Depuis maintenant deux mois, je tente avec mes associés et mes collaborateurs de permettre à mes clients de pouvoir faire face. Faire face tout d’abord à un dommage corporel, à des séquelles, des souffrances aux très lourdes conséquences. Faire également face à une procédure qui, déjà en temps ordinaire, est longue et difficile à supporter. Le coronavirus n’a rien arrangé.

Certains de mes confrères se sont empressés de dénoncer l’attitude manifestement ignoble des compagnies d’assurances qui refuseraient d’indemniser les victimes et de verser des provisions, en se prévalant du confinement et des conséquences du télétravail. 

Je dois avouer que, pour ma part, je suis plutôt agréablement étonné de constater une assez grande réactivité de mes interlocuteurs au sein des différentes compagnies.
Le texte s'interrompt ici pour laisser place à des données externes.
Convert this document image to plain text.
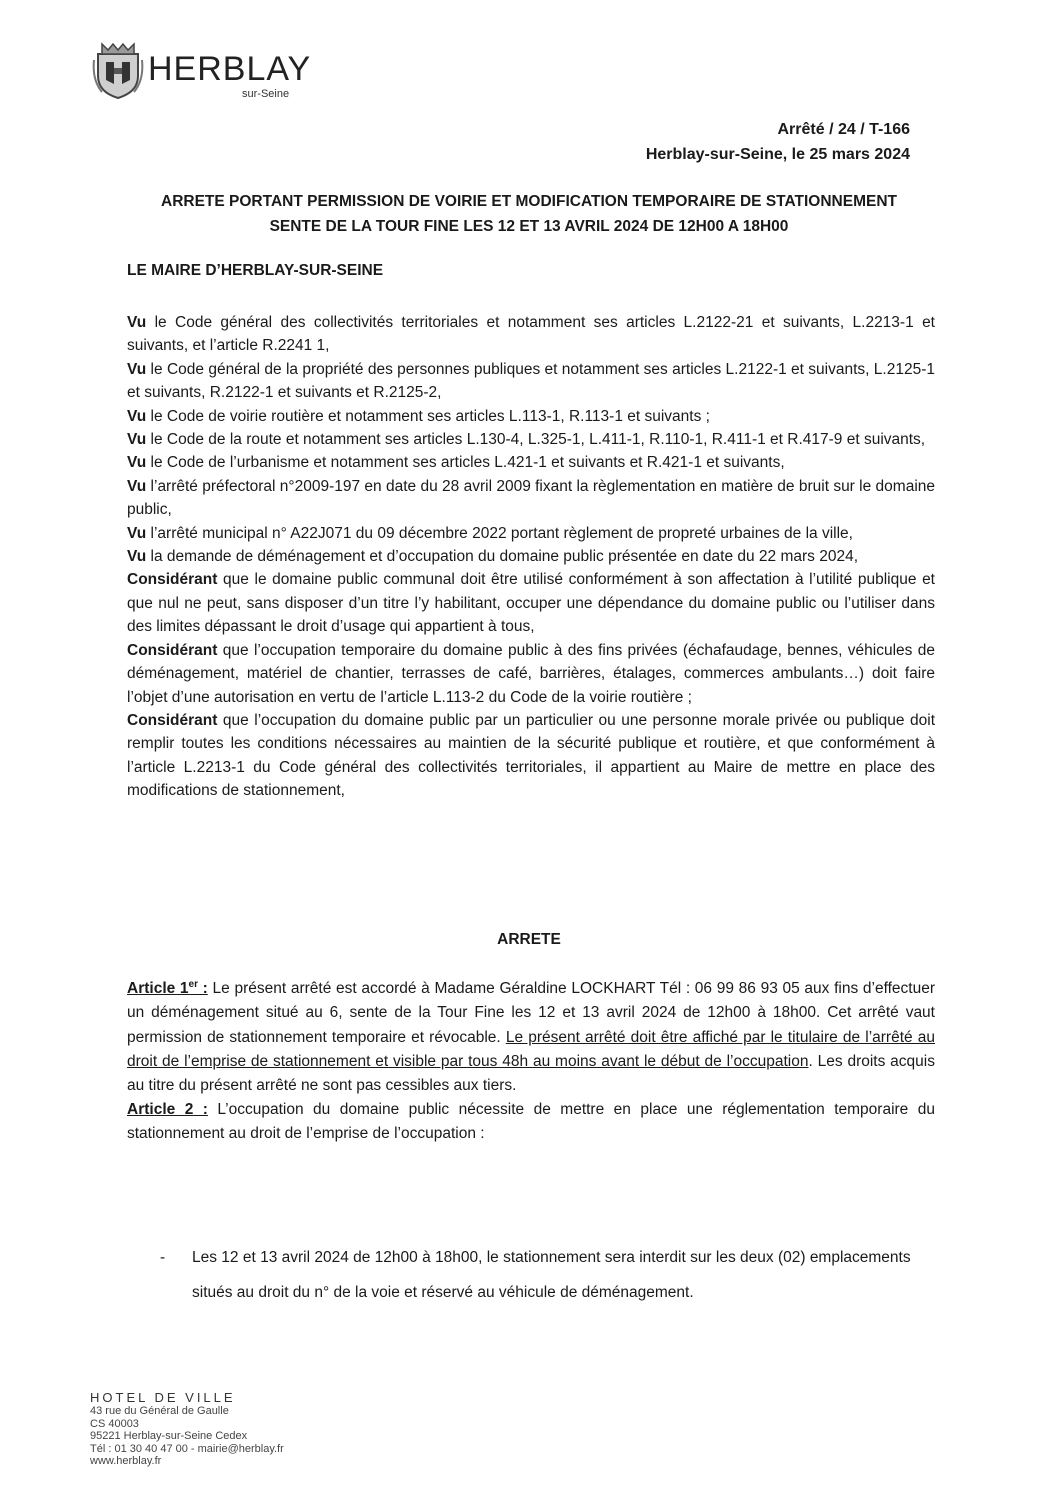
HERBLAY
sur-Seine
Arrêté / 24 / T-166
Herblay-sur-Seine, le 25 mars 2024
ARRETE PORTANT PERMISSION DE VOIRIE ET MODIFICATION TEMPORAIRE DE STATIONNEMENT
SENTE DE LA TOUR FINE LES 12 ET 13 AVRIL 2024 DE 12H00 A 18H00
LE MAIRE D’HERBLAY-SUR-SEINE

Vu le Code général des collectivités territoriales et notamment ses articles L.2122-21 et suivants, L.2213-1 et suivants, et l’article R.2241 1,

Vu le Code général de la propriété des personnes publiques et notamment ses articles L.2122-1 et suivants, L.2125-1 et suivants, R.2122-1 et suivants et R.2125-2,

Vu le Code de voirie routière et notamment ses articles L.113-1, R.113-1 et suivants ;

Vu le Code de la route et notamment ses articles L.130-4, L.325-1, L.411-1, R.110-1, R.411-1 et R.417-9 et suivants,

Vu le Code de l’urbanisme et notamment ses articles L.421-1 et suivants et R.421-1 et suivants,

Vu l’arrêté préfectoral n°2009-197 en date du 28 avril 2009 fixant la règlementation en matière de bruit sur le domaine public,

Vu l’arrêté municipal n° A22J071 du 09 décembre 2022 portant règlement de propreté urbaines de la ville,

Vu la demande de déménagement et d’occupation du domaine public présentée en date du 22 mars 2024,

Considérant que le domaine public communal doit être utilisé conformément à son affectation à l’utilité publique et que nul ne peut, sans disposer d’un titre l’y habilitant, occuper une dépendance du domaine public ou l’utiliser dans des limites dépassant le droit d’usage qui appartient à tous,

Considérant que l’occupation temporaire du domaine public à des fins privées (échafaudage, bennes, véhicules de déménagement, matériel de chantier, terrasses de café, barrières, étalages, commerces ambulants…) doit faire l’objet d’une autorisation en vertu de l’article L.113-2 du Code de la voirie routière ;

Considérant que l’occupation du domaine public par un particulier ou une personne morale privée ou publique doit remplir toutes les conditions nécessaires au maintien de la sécurité publique et routière, et que conformément à l’article L.2213-1 du Code général des collectivités territoriales, il appartient au Maire de mettre en place des modifications de stationnement,

ARRETE

Article 1er : Le présent arrêté est accordé à Madame Géraldine LOCKHART Tél : 06 99 86 93 05 aux fins d’effectuer un déménagement situé au 6, sente de la Tour Fine les 12 et 13 avril 2024 de 12h00 à 18h00. Cet arrêté vaut permission de stationnement temporaire et révocable. Le présent arrêté doit être affiché par le titulaire de l’arrêté au droit de l’emprise de stationnement et visible par tous 48h au moins avant le début de l’occupation. Les droits acquis au titre du présent arrêté ne sont pas cessibles aux tiers.

Article 2 : L’occupation du domaine public nécessite de mettre en place une réglementation temporaire du stationnement au droit de l’emprise de l’occupation :

- Les 12 et 13 avril 2024 de 12h00 à 18h00, le stationnement sera interdit sur les deux (02) emplacements situés au droit du n° de la voie et réservé au véhicule de déménagement.
HOTEL DE VILLE
43 rue du Général de Gaulle
CS 40003
95221 Herblay-sur-Seine Cedex
Tél : 01 30 40 47 00 - mairie@herblay.fr
www.herblay.fr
Depuis deux mois, je m’efforce de faire débloquer des provisions au profit de mes clients et cela fonctionne. 

Les plus grandes difficultés que rencontre notre cabinet actuellement, dans cette crise sanitaire, se trouvent plutôt du côté du système judiciaire lui-même. Depuis le 16 mars, le système semble s’être arrêté. Les juges sont devenus quasiment inaccessibles, les greffiers injoignables, le télétravail auquel s’est pourtant soumis la majorité des entreprises semble avoir échappé à notre système judiciaire. 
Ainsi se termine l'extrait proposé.